Combined immunodeficiencies: twenty years experience from a single center in Turkey

Abstract

Combined immunodeficiencies (CIDs) include a group of inherited monogenic disorders. CIDs are characterized by defective cellular and humoral immunities that lead to severe infections. CIDs can be classified according to immunologic phenotypes as T(-)B(-)NK(-) CID, T(-)B(-)NK(+) CID, T(-)B(+)NK(-) CID and T(-)B(+)NK(+) CID. In a 20-year period, from 1994 to 2014, a total of 40 CID patients were diagnosed at the Pediatric Immunology of Erciyes University Medical Faculty in Kayseri, Turkey. The gender ratio (F/M) was 3/5. The median age at the onset of symptoms was 2 months (range, 15 days - 15 years). Of the 14 T(-)B(-)NK(-) CIDs, 6, 2 (siblings), 1, 1 and 4 had a mutation in the ADA, PNP, Artemis, RAG1 genes and unknown genetic diagnosis respectively. Of the 15 T(-)B(-)NK(+) CIDs, 3, 2 (siblings) and 10 had a mutation in the RAG1, XLF/Cernunnos genes and unknown genetic diagnosis respectively.
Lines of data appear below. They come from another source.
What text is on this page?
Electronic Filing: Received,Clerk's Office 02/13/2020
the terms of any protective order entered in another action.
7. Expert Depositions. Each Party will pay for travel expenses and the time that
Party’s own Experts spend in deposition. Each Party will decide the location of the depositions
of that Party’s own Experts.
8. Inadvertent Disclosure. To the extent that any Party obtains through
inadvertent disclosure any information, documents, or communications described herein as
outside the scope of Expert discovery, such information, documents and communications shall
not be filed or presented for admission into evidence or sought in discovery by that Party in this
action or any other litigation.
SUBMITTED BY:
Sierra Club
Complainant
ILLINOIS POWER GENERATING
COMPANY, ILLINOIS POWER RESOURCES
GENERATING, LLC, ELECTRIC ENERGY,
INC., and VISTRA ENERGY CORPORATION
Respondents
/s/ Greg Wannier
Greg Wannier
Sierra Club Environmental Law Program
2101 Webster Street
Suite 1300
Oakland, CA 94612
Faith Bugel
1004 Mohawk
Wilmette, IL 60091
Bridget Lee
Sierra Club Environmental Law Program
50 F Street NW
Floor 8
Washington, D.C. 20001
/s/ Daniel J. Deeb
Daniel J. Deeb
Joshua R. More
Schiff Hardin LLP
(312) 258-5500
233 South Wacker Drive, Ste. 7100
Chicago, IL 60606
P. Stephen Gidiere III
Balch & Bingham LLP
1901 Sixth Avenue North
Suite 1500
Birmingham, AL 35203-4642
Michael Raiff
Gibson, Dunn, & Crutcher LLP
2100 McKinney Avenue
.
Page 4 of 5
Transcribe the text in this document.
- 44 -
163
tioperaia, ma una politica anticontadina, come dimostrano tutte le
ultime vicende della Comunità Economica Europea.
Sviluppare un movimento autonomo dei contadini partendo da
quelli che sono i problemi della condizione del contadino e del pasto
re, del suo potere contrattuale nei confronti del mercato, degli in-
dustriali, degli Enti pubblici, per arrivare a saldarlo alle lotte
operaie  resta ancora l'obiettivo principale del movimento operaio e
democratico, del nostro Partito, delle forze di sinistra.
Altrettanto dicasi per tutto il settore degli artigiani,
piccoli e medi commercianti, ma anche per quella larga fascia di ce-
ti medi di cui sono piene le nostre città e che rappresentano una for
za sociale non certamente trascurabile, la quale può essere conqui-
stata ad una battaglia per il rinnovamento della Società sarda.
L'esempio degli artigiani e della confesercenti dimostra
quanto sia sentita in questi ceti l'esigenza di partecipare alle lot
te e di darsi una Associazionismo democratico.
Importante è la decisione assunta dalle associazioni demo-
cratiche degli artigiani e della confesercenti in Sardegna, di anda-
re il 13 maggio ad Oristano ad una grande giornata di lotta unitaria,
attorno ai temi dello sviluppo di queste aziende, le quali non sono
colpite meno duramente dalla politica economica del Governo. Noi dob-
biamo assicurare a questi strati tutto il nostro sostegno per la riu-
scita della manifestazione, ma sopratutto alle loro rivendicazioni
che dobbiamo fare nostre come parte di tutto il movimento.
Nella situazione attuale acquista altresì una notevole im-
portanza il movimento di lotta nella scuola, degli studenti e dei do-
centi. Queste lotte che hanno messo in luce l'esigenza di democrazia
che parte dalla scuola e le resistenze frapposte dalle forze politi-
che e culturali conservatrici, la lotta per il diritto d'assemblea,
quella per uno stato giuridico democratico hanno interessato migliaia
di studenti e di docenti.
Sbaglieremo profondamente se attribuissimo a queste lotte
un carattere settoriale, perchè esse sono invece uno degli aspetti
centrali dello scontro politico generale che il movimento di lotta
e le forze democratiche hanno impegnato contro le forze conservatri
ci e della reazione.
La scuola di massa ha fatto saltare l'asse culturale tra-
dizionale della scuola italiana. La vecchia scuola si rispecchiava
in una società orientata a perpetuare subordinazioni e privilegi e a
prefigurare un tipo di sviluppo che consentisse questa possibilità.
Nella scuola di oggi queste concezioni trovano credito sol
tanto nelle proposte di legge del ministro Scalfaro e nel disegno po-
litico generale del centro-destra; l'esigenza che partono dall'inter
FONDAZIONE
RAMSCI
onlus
Of the 9 T(-)B(+)NK(-) CIDs, 2 siblings, 1, 1 and 5 had a mutation in the ZAP70, IL2RG, DOCK8 genes and unknown genetic diagnosis respectively. Of the 2 T(-)B(+)NK(+) CIDs, 2 had a mutation in the MAGT1 and ZAP70 genes respectively. Of the 40 CIDs, 26 (65%) were died and 14 (35%) are alive. Eight patients received HSCT (hematopoietic stem cell transplantation) with 62.5% survival rate. As a result, patients presented with severe infections in the first months of life have to be examined for CIDs. Shortening time of diagnosis would increase chance of HSCT as life-saving treatment in the CID patients.

Keywords: CID; JAK3; MAGT1; XLF; ZAP70; childhood.